Even though TTR is losing money, Dagny’s brother, James, is persuaded by the government to raise workers’ wages. Rumors swirl that the government also might force the railroad to cut shipping rates. A massive train wreck destroys a tunnel and halts all transcontinental train movement.
While heading back to Colorado, Dagny meets a hobo riding the rails. He had once worked for Twentieth Century Motor and tells Dagny that the company followed a communist belief: “From each according to his ability, to each according to his need.” This belief, many say, tied the able to the unable, prompting a young engineer to quit the company and to vow to destroy the system. The engineer was named John Galt. Dagny’s train stops because of a labor dispute, so she gets on a plane. The plane crashes in the Rocky Mountains, and Dagny finds herself in Atlantis, where the great intellectuals have escaped a dictatorship. She meets Galt and learns that the great minds are all on strike, refusing to participate in forced self-sacrifice.
Dagny falls in love with Galt. He asks her to join the strike, but she feels obligated to return to the railroad. A deeply conflicted Dagny leaves Atlantis, and Galt joins her. He expects that she will soon realize the error of her choice. Upon her return, Dagny discovers that the government has nationalized the railroad industry. Decisions are no longer made on the basis of profit or loss but according to government whims. Forced to go on the radio to express support for nationalization, Dagny tells the public about the dangers of the government takeover before being cut off from speaking further.
As the economy collapses because of the government’s socialist policies, politicians put their own interests before those of the public.
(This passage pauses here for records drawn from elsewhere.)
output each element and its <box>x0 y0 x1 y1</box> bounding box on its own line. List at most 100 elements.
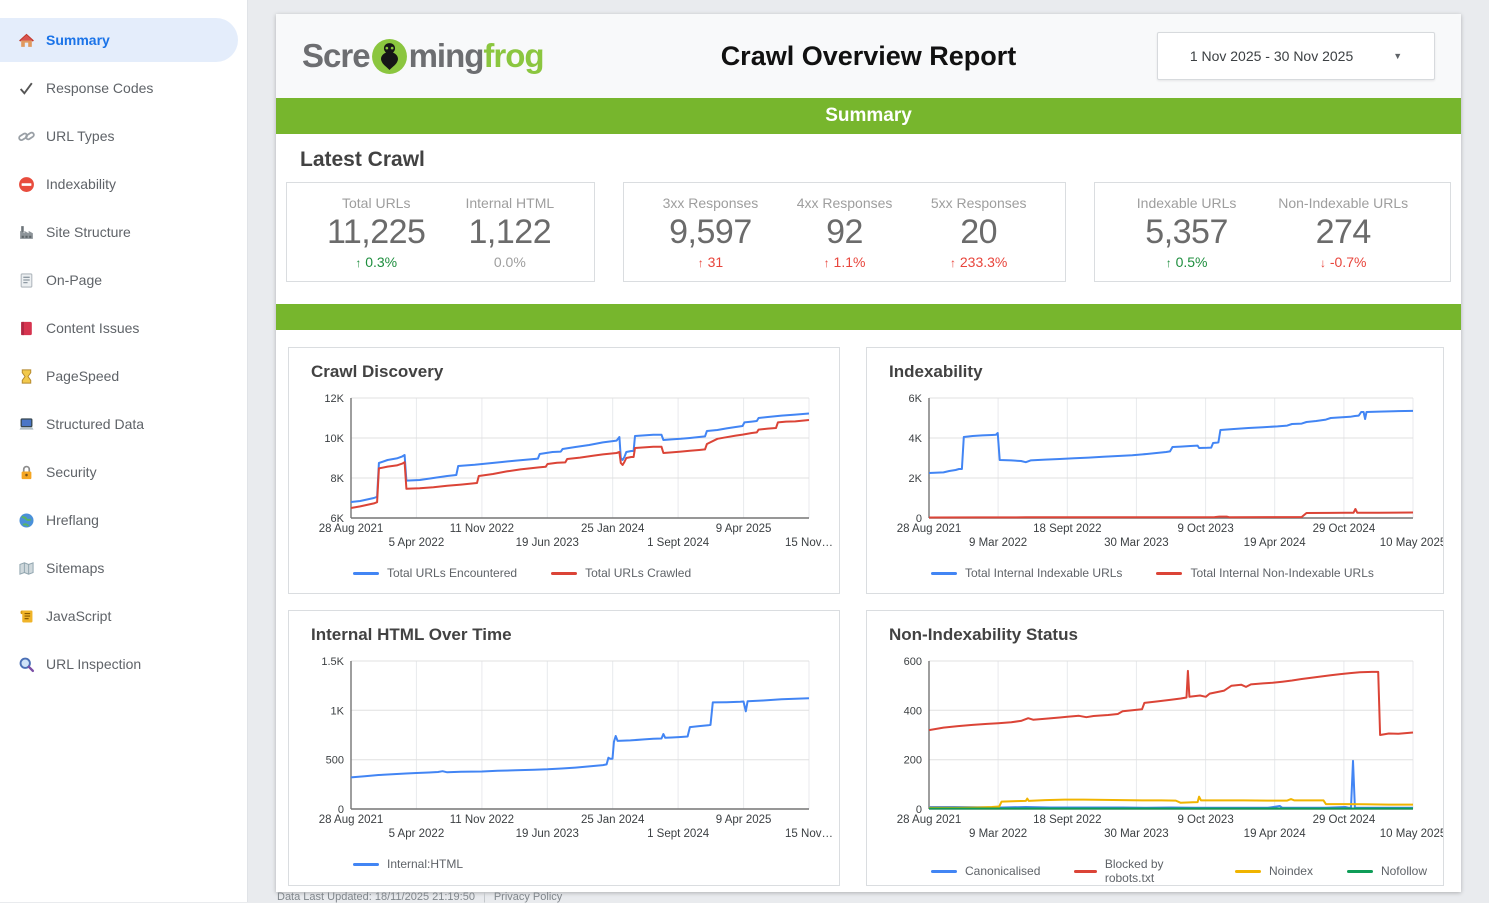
kpi-card-2: Indexable URLs 5,357 ↑ 0.5% Non-Indexable U… <box>1093 182 1451 282</box>
sidebar-item-site-structure[interactable]: Site Structure <box>0 210 238 254</box>
sidebar-item-response-codes[interactable]: Response Codes <box>0 66 238 110</box>
sidebar-item-content-issues[interactable]: Content Issues <box>0 306 238 350</box>
metric-delta: ↑ 0.3% <box>355 253 398 270</box>
chart-title: Crawl Discovery <box>311 362 444 381</box>
factory-icon <box>18 224 35 241</box>
sidebar-item-label: Security <box>46 464 97 480</box>
legend-label: Internal:HTML <box>387 857 464 871</box>
svg-text:28 Aug 2021: 28 Aug 2021 <box>897 814 962 826</box>
kpi-metric: 5xx Responses 20 ↑ 233.3% <box>931 195 1027 270</box>
legend-item[interactable]: Total URLs Crawled <box>551 566 691 580</box>
sidebar-item-label: Site Structure <box>46 224 131 240</box>
report-footer: Data Last Updated: 18/11/2025 21:19:50 |… <box>277 891 562 903</box>
svg-text:9 Oct 2023: 9 Oct 2023 <box>1177 814 1233 826</box>
legend-item[interactable]: Blocked by robots.txt <box>1074 857 1201 885</box>
logo-text-mid: ming <box>408 37 485 74</box>
legend-item[interactable]: Total Internal Indexable URLs <box>931 566 1122 580</box>
link-icon <box>18 128 35 145</box>
magnifier-icon <box>18 656 35 673</box>
section-band-divider <box>276 304 1461 330</box>
legend-swatch <box>1346 869 1373 873</box>
legend-label: Total URLs Crawled <box>585 566 692 580</box>
svg-text:12K: 12K <box>324 393 344 405</box>
section-band-summary: Summary <box>276 98 1461 134</box>
metric-label: Total URLs <box>342 194 411 211</box>
svg-text:15 Nov…: 15 Nov… <box>785 537 833 549</box>
svg-text:11 Nov 2022: 11 Nov 2022 <box>450 523 514 535</box>
metric-delta: ↑ 1.1% <box>823 253 866 270</box>
kpi-card-1: 3xx Responses 9,597 ↑ 31 4xx Responses 92 ↑ 1… <box>623 182 1066 282</box>
map-icon <box>18 560 35 577</box>
sidebar-item-url-types[interactable]: URL Types <box>0 114 238 158</box>
chart-plot-area[interactable]: 6K 8K 10K 12K 28 Aug 2021 5 Apr 2022 11 Nov 20… <box>305 392 833 552</box>
svg-text:1 Sept 2024: 1 Sept 2024 <box>647 537 710 549</box>
privacy-policy-link[interactable]: Privacy Policy <box>493 891 563 903</box>
chart-plot-area[interactable]: 0 500 1K 1.5K 28 Aug 2021 5 Apr 2022 11 Nov 20… <box>305 655 833 843</box>
legend-item[interactable]: Total URLs Encountered <box>353 566 517 580</box>
svg-text:15 Nov…: 15 Nov… <box>785 828 833 840</box>
svg-text:10 May 2025: 10 May 2025 <box>1380 537 1444 549</box>
report-header: Scre ming frog Crawl Overview Report 1 Nov… <box>276 14 1461 98</box>
metric-label: Internal HTML <box>465 194 555 211</box>
svg-text:1K: 1K <box>331 705 345 717</box>
svg-text:400: 400 <box>904 705 922 717</box>
svg-text:0: 0 <box>916 804 922 816</box>
svg-text:28 Aug 2021: 28 Aug 2021 <box>897 523 962 535</box>
metric-delta: ↑ 233.3% <box>950 253 1008 270</box>
metric-label: 5xx Responses <box>930 194 1027 211</box>
kpi-metric: 3xx Responses 9,597 ↑ 31 <box>663 195 759 270</box>
sidebar-item-hreflang[interactable]: Hreflang <box>0 498 238 542</box>
chart-title: Indexability <box>889 362 983 381</box>
sidebar-item-structured-data[interactable]: Structured Data <box>0 402 238 446</box>
sidebar-item-security[interactable]: Security <box>0 450 238 494</box>
legend-swatch <box>1156 571 1183 575</box>
legend-item[interactable]: Nofollow <box>1346 864 1427 878</box>
screamingfrog-logo: Scre ming frog <box>302 37 545 75</box>
sidebar-item-on-page[interactable]: On-Page <box>0 258 238 302</box>
legend-item[interactable]: Total Internal Non-Indexable URLs <box>1156 566 1374 580</box>
legend-item[interactable]: Internal:HTML <box>353 857 463 871</box>
legend-item[interactable]: Canonicalised <box>931 864 1040 878</box>
metric-delta: ↑ 31 <box>697 253 724 270</box>
svg-text:11 Nov 2022: 11 Nov 2022 <box>450 814 514 826</box>
svg-text:6K: 6K <box>331 513 345 525</box>
svg-text:19 Jun 2023: 19 Jun 2023 <box>516 828 579 840</box>
legend-label: Canonicalised <box>965 864 1041 878</box>
svg-text:28 Aug 2021: 28 Aug 2021 <box>319 814 384 826</box>
svg-text:30 Mar 2023: 30 Mar 2023 <box>1104 537 1169 549</box>
home-icon <box>18 32 35 49</box>
sidebar-item-indexability[interactable]: Indexability <box>0 162 238 206</box>
legend-swatch <box>931 571 957 575</box>
sidebar-item-summary[interactable]: Summary <box>0 18 238 62</box>
kpi-metric: Non-Indexable URLs 274 ↓ -0.7% <box>1278 195 1408 270</box>
svg-text:10 May 2025: 10 May 2025 <box>1380 828 1444 840</box>
sidebar-item-pagespeed[interactable]: PageSpeed <box>0 354 238 398</box>
globe-icon <box>18 512 35 529</box>
metric-value: 5,357 <box>1145 212 1228 251</box>
chart-plot-area[interactable]: 0 2K 4K 6K 28 Aug 2021 9 Mar 2022 18 Sept 2022… <box>883 392 1443 552</box>
legend-swatch <box>353 862 379 866</box>
document-icon <box>18 272 35 289</box>
date-range-selector[interactable]: 1 Nov 2025 - 30 Nov 2025 ▼ <box>1157 32 1435 80</box>
arrow-up-icon: ↑ <box>823 255 830 270</box>
sidebar-item-javascript[interactable]: JavaScript <box>0 594 238 638</box>
svg-text:29 Oct 2024: 29 Oct 2024 <box>1313 814 1376 826</box>
svg-text:9 Mar 2022: 9 Mar 2022 <box>969 537 1027 549</box>
data-last-updated: Data Last Updated: 18/11/2025 21:19:50 <box>277 891 475 903</box>
kpi-card-0: Total URLs 11,225 ↑ 0.3% Internal HTML 1,122… <box>286 182 596 282</box>
metric-value: 9,597 <box>669 212 752 251</box>
sidebar-item-sitemaps[interactable]: Sitemaps <box>0 546 238 590</box>
legend-swatch <box>1234 869 1261 873</box>
sidebar-item-label: Hreflang <box>46 512 99 528</box>
kpi-row: Total URLs 11,225 ↑ 0.3% Internal HTML 1,122… <box>286 182 1451 304</box>
svg-text:19 Jun 2023: 19 Jun 2023 <box>516 537 579 549</box>
arrow-up-icon: ↑ <box>950 255 956 270</box>
svg-text:28 Aug 2021: 28 Aug 2021 <box>319 523 384 535</box>
svg-text:8K: 8K <box>331 473 345 485</box>
sidebar-item-url-inspection[interactable]: URL Inspection <box>0 642 238 686</box>
chart-plot-area[interactable]: 0 200 400 600 28 Aug 2021 9 Mar 2022 18 Sept 2… <box>883 655 1443 843</box>
legend-item[interactable]: Noindex <box>1234 864 1313 878</box>
metric-label: 4xx Responses <box>796 194 893 211</box>
metric-delta: ↑ 0.5% <box>1165 253 1208 270</box>
chart-title: Internal HTML Over Time <box>311 625 512 644</box>
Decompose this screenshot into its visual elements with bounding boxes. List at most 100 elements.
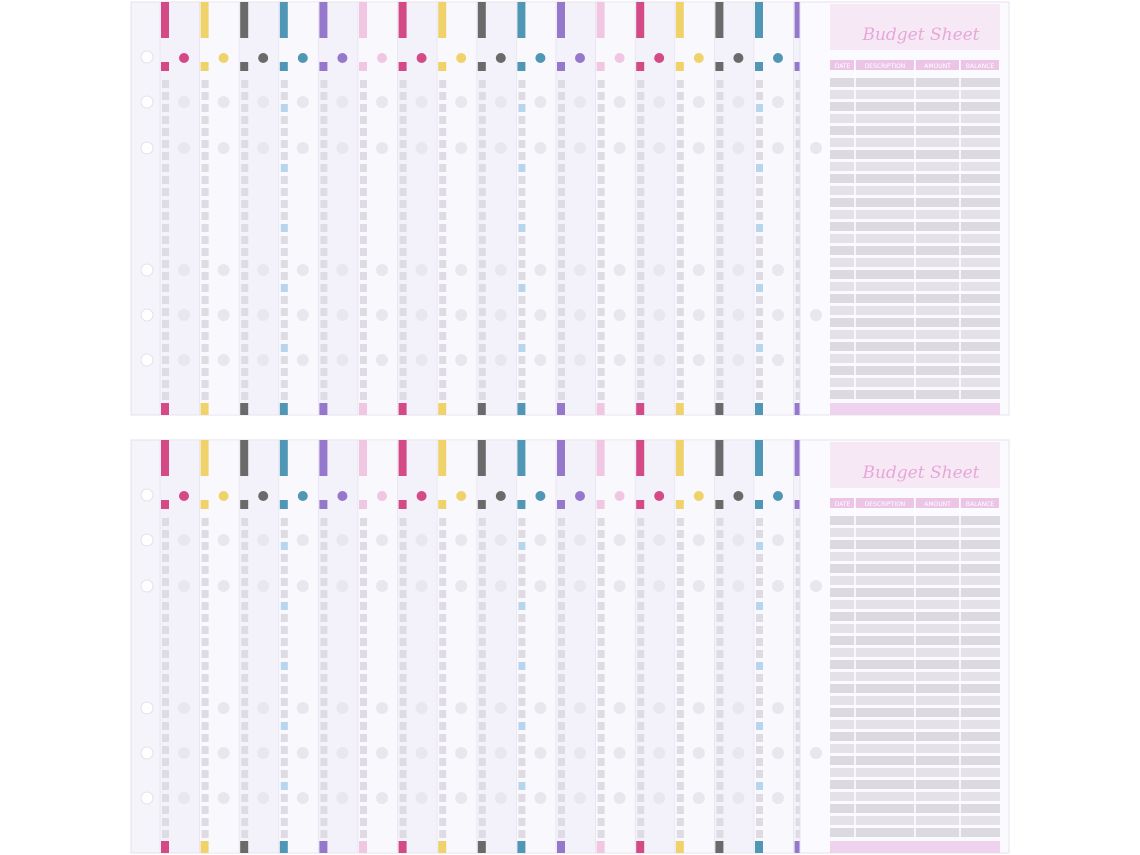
row-cell bbox=[795, 806, 803, 814]
punch-hole bbox=[140, 353, 154, 367]
row-cell bbox=[676, 578, 684, 586]
row-cell bbox=[201, 212, 209, 220]
row-cell bbox=[280, 80, 288, 88]
row-cell bbox=[360, 638, 367, 646]
row-cell bbox=[518, 200, 526, 208]
row-cell bbox=[676, 116, 684, 124]
header-chip bbox=[438, 500, 447, 509]
row-cell bbox=[162, 92, 169, 100]
row-cell bbox=[795, 272, 803, 280]
punch-hole bbox=[415, 309, 428, 321]
row-cell bbox=[795, 722, 803, 730]
punch-hole bbox=[772, 354, 784, 366]
row-cell bbox=[558, 758, 565, 766]
row-cell bbox=[439, 590, 447, 598]
row-cell bbox=[241, 392, 249, 400]
punch-hole bbox=[415, 534, 428, 546]
row-cell bbox=[399, 392, 407, 400]
punch-hole bbox=[534, 747, 547, 759]
row-cell bbox=[518, 590, 526, 598]
header-cell bbox=[855, 498, 914, 508]
row-cell bbox=[558, 152, 565, 160]
row-cell bbox=[399, 770, 407, 778]
color-tab-bottom bbox=[636, 841, 645, 853]
punch-hole bbox=[217, 354, 230, 366]
row-cell bbox=[280, 758, 288, 766]
punch-hole bbox=[455, 264, 468, 276]
punch-hole bbox=[296, 142, 309, 154]
row-cell bbox=[162, 542, 169, 550]
row-cell bbox=[597, 626, 605, 634]
row-cell bbox=[795, 818, 803, 826]
row-cell bbox=[241, 614, 249, 622]
row-cell bbox=[716, 80, 724, 88]
header-chip bbox=[557, 62, 565, 71]
row-cell bbox=[716, 638, 724, 646]
row-cell bbox=[280, 830, 288, 838]
row-cell bbox=[399, 248, 407, 256]
row-cell bbox=[360, 746, 367, 754]
header-chip bbox=[715, 500, 724, 509]
row-cell bbox=[280, 566, 288, 574]
row-cell bbox=[360, 662, 367, 670]
row-cell bbox=[756, 734, 763, 742]
color-tab-bottom bbox=[279, 403, 288, 415]
row-cell bbox=[201, 674, 209, 682]
row-cell bbox=[241, 590, 249, 598]
row-cell bbox=[162, 164, 169, 172]
row-cell bbox=[162, 698, 169, 706]
row-cell bbox=[756, 152, 763, 160]
row-cell bbox=[676, 770, 684, 778]
row-cell bbox=[399, 200, 407, 208]
color-tab bbox=[517, 440, 526, 476]
row-cell bbox=[676, 380, 684, 388]
row-cell bbox=[280, 104, 288, 112]
row-cell bbox=[558, 224, 565, 232]
punch-hole bbox=[178, 142, 190, 154]
header-chip bbox=[161, 500, 169, 509]
row-cell bbox=[597, 554, 605, 562]
row-cell bbox=[637, 782, 645, 790]
row-cell bbox=[518, 80, 526, 88]
row-cell bbox=[241, 152, 249, 160]
row-cell bbox=[280, 794, 288, 802]
row-cell bbox=[360, 602, 367, 610]
punch-hole bbox=[257, 264, 270, 276]
row-cell bbox=[241, 260, 249, 268]
row-cell bbox=[320, 710, 328, 718]
row-cell bbox=[795, 794, 803, 802]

Railroad cars needed to haul wheat are diverted. Farmers riot in response and abandon their crops. The food supply collapses, leading to starvation.
In a speech, Galt announces that he has taken the “men of the mind” on strike, and he defends his decision to do so. He connects the collapse of the world to the dominance and implementation of a philosophy that is “antimind.” Government thugs battle workers loyal to Dagny, but the loyal TTR employees win. Mr. Thompson, head of the state, is just about to speak to the public when a motor of incredible power cuts him off. Galt begins a thirty-five-thousand-word oration on the radio, now in his hands.
Galt asks his listeners who wish to live and recapture honor to choose a pro-life code instead of a philosophy that is antimind. He tells them that they had never truly believed in the dominant philosophy. He argues that the less people feel, the louder they proclaim their selfless love and servitude to others. Existence has become a giant pretense, he says, with everyone lying to everyone else about how they truly feel. Morality and practicality are opposites, and there is no ability to compromise.
Galt then asks his listeners to break this vicious circle. They have betrayed themselves, he says, and have sacrificed their self-esteem. He asks them to embrace an independent, rational consciousness and to glorify thinking. He then tells them how to implement a positive philosophical code and urges them to withdraw from the world, thereby avoiding any further harm to themselves and speeding the return of the workers who think. He says, in elaborating a new society, “I swear by my life and my love of it that I will never live for the sake of another man, nor ask another man to live for mine.” Galt’s speech brings the strike to a climax.